Masks, Visors and Eye Protection

These should be worn when a procedure is likely to cause blood and body fluids or substances to splash into the eyes, face or mouth. Masks may also be necessary if infection is spread by an airborne route. For example, multi drug resistant tuberculosis or severe acute respiratory syndrome (SARS). You should ensure that this equipment fits correctly, is handled as little as possible and changed between patients or operations. Masks should be discarded immediately after use.

Types of masks

  • HIEPA (High Efficiency Particulate Air respirator).
  • Filter or Biosafety mask.
  • Dust-mist/cotton mask.

Criteria for donning all protective Clothing*

Photo by W.H.O

The donning process of PPE should be done under the guidance and supervision of a colleague i.e. a trained observer.

  1. Remove all personal items such as jewelry, watches, cellphones, pens etc. in order not to risk infection.
  2. Put on scrub suit and rubber boots in the changing room.
  3. Move to the clean area at the entrance of the isolation unit and inspect (by visual) that the sizes of the PPE set are correct and the quality is appropriate.
  4. Perform hand hygiene, either by washing (preferable) or by using an alcohol based hand sanitizer.
  5. Don the first per of gloves (examination gloves).
  6. Put on disposable gown or outer gown.
  7. Put on face mask (nose mask).
  8. Put on face shield or Goggles.
  9. Put on head and neck cover.
  10. Put on disposable (plastic or rubber) apron.
  11. Put on second pair of gloves.

Criteria for doffing all protective clothing*

The criteria for removing protective clothing include disinfection with bleach solution and performing routine hand washing with soap and clean water, the hand hygiene in this case is done intermittently and is very important. Note that the highly contaminated clothing are; outer pair of gloves, apron, boots. While doffing PPE, make sure you don’t touch the front part of it because it is most likely the infected part. Perform this under the supervision of a colleague.

Follow the criteria below;

Photo by W.H.O

  1. Perform hand hygiene; Wash gloved hands in soap and water and dip gloved hands into 1:10 bleach solution for one minute.
  2. Remove the apron leaning forward, if the apron is reusable, disinfect by spraying or wrapping it with 1:10 bleach solution.
  3. Perform hand hygiene on gloved hands and remove the outer pair of gloves.
  4. Remove head and neck covering taking care not to contaminate your face.
  5. Perform hand hygiene on gloved hands.
  6. Remove the gown by untying the knot first, the pulling from back to front rolling it from inside to outside and dispose of it safely.
  7. Perform hand hygiene on gloved hands.
  8. Remove the eye wear and mask from behind the head: wash eye wear with soap and water, place head cover in the laundry container, and hangs masks on hooks if reusable.
  9. Perform hand hygiene on gloved hands.
  10. Remove rubber boots without touching them. According to WHO, “appropriate decontamination of boots includes stepping into a footbath with 0.5% chlorine solution (and removing dirt with toilet brush if heavily soiled with mud and/or organic materials) and then wiping all sides with 0.5% chlorine solution.
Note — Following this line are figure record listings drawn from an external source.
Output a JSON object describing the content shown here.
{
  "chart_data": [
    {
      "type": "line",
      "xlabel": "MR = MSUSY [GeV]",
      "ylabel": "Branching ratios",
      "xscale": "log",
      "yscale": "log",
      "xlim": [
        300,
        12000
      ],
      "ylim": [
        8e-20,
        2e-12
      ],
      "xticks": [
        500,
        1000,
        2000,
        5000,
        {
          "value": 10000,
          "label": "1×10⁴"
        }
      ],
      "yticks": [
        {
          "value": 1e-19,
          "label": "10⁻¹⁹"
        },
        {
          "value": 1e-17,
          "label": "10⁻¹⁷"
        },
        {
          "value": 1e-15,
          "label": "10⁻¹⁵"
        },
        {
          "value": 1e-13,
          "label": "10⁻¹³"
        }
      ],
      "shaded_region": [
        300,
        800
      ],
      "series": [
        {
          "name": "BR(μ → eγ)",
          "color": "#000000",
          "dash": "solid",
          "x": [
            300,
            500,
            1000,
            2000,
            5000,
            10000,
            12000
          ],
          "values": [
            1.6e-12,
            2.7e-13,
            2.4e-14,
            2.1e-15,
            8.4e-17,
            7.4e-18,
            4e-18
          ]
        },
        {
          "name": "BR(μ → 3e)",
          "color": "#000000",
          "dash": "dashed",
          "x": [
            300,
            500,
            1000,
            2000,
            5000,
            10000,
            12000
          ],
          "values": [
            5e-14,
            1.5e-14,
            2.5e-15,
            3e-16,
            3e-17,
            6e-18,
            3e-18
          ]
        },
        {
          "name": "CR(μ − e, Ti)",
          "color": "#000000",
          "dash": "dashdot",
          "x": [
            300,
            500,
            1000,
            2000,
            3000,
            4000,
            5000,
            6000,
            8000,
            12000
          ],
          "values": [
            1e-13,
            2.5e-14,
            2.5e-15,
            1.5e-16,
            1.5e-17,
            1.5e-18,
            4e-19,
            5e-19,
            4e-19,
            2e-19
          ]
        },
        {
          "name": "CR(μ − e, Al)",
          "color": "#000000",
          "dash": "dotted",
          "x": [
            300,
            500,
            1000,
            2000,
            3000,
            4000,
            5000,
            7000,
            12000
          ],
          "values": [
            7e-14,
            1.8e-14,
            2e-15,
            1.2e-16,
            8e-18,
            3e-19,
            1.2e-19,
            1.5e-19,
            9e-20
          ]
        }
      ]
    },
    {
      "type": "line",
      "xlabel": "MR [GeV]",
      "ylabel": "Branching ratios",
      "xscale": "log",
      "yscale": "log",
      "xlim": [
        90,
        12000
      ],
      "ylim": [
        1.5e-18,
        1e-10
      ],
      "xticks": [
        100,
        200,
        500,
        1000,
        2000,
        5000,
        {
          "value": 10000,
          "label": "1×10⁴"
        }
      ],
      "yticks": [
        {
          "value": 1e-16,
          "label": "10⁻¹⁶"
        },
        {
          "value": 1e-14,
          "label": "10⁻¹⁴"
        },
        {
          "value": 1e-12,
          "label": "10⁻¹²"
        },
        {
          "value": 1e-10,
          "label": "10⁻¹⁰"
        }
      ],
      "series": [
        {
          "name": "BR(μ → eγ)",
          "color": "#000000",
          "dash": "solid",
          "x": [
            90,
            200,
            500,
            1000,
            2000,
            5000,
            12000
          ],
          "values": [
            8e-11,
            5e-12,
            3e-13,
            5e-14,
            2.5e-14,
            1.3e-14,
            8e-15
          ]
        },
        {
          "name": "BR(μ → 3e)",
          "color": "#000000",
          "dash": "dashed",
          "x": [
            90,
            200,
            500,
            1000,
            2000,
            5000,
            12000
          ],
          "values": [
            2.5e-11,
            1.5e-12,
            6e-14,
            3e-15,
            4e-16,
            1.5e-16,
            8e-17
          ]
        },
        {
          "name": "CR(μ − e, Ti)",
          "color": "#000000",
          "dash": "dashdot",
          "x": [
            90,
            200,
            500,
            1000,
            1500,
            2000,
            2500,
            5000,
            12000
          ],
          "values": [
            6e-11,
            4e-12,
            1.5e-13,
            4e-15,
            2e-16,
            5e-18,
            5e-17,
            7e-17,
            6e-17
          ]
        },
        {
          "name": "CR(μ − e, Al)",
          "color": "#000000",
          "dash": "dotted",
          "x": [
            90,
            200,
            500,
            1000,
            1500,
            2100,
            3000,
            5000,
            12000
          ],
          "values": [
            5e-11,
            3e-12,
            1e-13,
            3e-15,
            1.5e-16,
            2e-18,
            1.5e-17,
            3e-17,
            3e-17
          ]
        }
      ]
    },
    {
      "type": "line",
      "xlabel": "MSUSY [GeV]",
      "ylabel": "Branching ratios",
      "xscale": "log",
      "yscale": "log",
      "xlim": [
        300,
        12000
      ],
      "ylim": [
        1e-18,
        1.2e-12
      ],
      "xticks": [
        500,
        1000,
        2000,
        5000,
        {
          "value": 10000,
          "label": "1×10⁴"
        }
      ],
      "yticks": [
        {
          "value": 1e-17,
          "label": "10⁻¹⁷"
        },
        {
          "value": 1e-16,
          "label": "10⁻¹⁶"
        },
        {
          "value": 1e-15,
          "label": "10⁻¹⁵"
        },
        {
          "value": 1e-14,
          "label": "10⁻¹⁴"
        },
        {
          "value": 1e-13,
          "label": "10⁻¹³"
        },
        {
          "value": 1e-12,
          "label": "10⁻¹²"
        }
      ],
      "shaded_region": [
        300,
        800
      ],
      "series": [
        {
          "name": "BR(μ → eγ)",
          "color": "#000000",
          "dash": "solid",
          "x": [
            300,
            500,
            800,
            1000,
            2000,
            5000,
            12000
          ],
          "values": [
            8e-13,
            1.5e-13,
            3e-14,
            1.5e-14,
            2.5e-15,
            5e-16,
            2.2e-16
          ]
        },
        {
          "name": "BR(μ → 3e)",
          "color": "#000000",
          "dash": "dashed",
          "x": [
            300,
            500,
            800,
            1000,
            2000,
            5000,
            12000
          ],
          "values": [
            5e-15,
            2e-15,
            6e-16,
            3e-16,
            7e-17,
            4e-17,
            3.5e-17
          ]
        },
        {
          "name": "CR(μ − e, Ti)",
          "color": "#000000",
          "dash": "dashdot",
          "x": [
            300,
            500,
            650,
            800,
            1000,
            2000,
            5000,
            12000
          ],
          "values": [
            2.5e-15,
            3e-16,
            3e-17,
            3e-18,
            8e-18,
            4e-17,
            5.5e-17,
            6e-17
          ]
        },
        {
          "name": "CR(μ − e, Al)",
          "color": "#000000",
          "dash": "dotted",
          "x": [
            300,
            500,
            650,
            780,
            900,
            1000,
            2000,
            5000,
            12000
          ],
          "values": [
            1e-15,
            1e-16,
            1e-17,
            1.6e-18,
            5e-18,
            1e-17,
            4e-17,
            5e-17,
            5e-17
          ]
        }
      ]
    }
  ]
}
At least once a day boots should be disinfected by soaking in a 0.5% chlorine solution for 30 min, then rinsed and dried.”
  11. Remove the inner pair of gloves carefully. Avoid touching the front.
  12. Remove the inner wear of clothing (scrub suit).
  13. Wash hands with soap and clean water before leaving the theatre or changing room or isolation room.

 * Some of the content were sourced from WHO.